Winner of the Irish Album of the Year for 2016 at RTE’s Choice Music Awards was the Rusangano Family with ‘Let the Dead Bury the Dead’, their own independently released album and the first hip-hop album to win the prestigious award.

Two members of hip-hop trio are from Clare; producer and DJ John Lillis, MynameisjOhn, from Ennis and rapper God Knows Jonas, described as Shannon’s finest MC, originally from Zimbabwe who lived in the town before making his home in Limerick; the home of vocalist MuRLI.

On an electrifying evening in Dublin’s Vicar Street, the three beat off stiff competition from ten nominated acts to scoop the €10,000 prize. Jonny Quinn of Snow Patrol announced that the relatively unknown Rusangano Family had won against some of the best in contemporary Irish music such as Lisa Hannigan, the Divine Comedy, James Vincent McMorrow and Wallis Bird.

In a speech thanking all who have supported them over the years, God Knows told how the group’s aim in making the album was to be accepted as musicians. Reaction was very positively with James Vincent McMorrow tweeting his congratulations from Melbourne Australia to “some of the loveliest people I’ve ever met in the Irish music business”.

God Knows has been described as “one of the most electrifying souls in music in Ireland”. A founding member of the ‘Random Acts of Kindness’ music collective his unique style is said to have established him as one of the most formidable front-men in the country.

‘Let the Dead Bury the Dead’ is an 11-track album exploring social issues such as identity, isolation and belonging.
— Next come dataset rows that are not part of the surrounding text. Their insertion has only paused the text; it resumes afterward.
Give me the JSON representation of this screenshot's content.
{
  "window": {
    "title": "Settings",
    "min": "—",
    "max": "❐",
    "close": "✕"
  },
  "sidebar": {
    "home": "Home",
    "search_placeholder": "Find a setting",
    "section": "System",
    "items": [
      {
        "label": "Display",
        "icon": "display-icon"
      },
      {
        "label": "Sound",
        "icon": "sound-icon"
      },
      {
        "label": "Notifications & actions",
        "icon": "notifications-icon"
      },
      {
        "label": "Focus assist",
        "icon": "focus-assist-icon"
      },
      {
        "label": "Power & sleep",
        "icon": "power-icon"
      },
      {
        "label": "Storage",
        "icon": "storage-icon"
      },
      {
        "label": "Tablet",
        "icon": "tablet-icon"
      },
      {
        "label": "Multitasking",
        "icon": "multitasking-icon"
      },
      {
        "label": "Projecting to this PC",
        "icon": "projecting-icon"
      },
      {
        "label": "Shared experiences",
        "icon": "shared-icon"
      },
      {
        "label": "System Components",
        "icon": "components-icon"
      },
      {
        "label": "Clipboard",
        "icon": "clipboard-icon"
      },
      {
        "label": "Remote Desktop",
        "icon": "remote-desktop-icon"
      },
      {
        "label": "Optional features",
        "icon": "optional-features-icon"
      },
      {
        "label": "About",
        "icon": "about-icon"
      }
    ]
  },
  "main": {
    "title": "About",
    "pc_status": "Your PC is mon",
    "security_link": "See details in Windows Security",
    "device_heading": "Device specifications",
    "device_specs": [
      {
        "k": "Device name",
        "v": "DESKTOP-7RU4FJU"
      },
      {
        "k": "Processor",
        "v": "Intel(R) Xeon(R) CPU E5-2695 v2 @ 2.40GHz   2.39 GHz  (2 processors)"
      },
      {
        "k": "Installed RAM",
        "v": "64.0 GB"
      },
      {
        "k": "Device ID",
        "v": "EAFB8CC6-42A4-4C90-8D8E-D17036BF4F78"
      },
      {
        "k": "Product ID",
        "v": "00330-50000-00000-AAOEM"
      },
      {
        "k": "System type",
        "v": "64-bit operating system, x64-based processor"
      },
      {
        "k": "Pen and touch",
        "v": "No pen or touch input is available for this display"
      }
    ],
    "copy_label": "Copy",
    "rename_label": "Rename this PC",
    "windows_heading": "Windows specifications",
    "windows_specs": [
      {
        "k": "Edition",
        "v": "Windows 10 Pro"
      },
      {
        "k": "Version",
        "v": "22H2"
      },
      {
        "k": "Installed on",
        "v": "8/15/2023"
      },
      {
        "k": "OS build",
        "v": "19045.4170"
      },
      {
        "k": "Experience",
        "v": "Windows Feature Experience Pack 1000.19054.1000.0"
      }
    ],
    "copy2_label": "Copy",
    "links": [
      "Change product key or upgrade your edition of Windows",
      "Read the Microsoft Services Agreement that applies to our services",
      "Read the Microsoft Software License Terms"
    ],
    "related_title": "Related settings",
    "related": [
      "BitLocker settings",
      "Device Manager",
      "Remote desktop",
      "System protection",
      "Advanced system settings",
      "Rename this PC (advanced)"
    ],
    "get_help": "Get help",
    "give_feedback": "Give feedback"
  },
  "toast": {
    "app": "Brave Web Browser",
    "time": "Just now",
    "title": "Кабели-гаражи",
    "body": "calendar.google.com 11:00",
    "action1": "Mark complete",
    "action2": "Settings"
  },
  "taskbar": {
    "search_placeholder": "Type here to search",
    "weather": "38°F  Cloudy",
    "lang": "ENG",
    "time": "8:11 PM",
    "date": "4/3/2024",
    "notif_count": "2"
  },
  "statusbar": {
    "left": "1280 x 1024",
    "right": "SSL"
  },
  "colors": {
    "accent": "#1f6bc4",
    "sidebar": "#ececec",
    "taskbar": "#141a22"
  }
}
The album was released in May to great acclaim, including an endorsement from Snoop Dogg. God Knows and MynameisjoHn previously released ‘The Struggle’, a 3-track EP featuring socially conscious lyrics by God Knows with a narrative of how a lack of opportunity in modern Ireland can inspire a communal desire for change and progression.

The blurb for the digital album tells us that, “God Knows balances his unique insights on contemporary Irish society with lung-busting flows and grimey nuances.”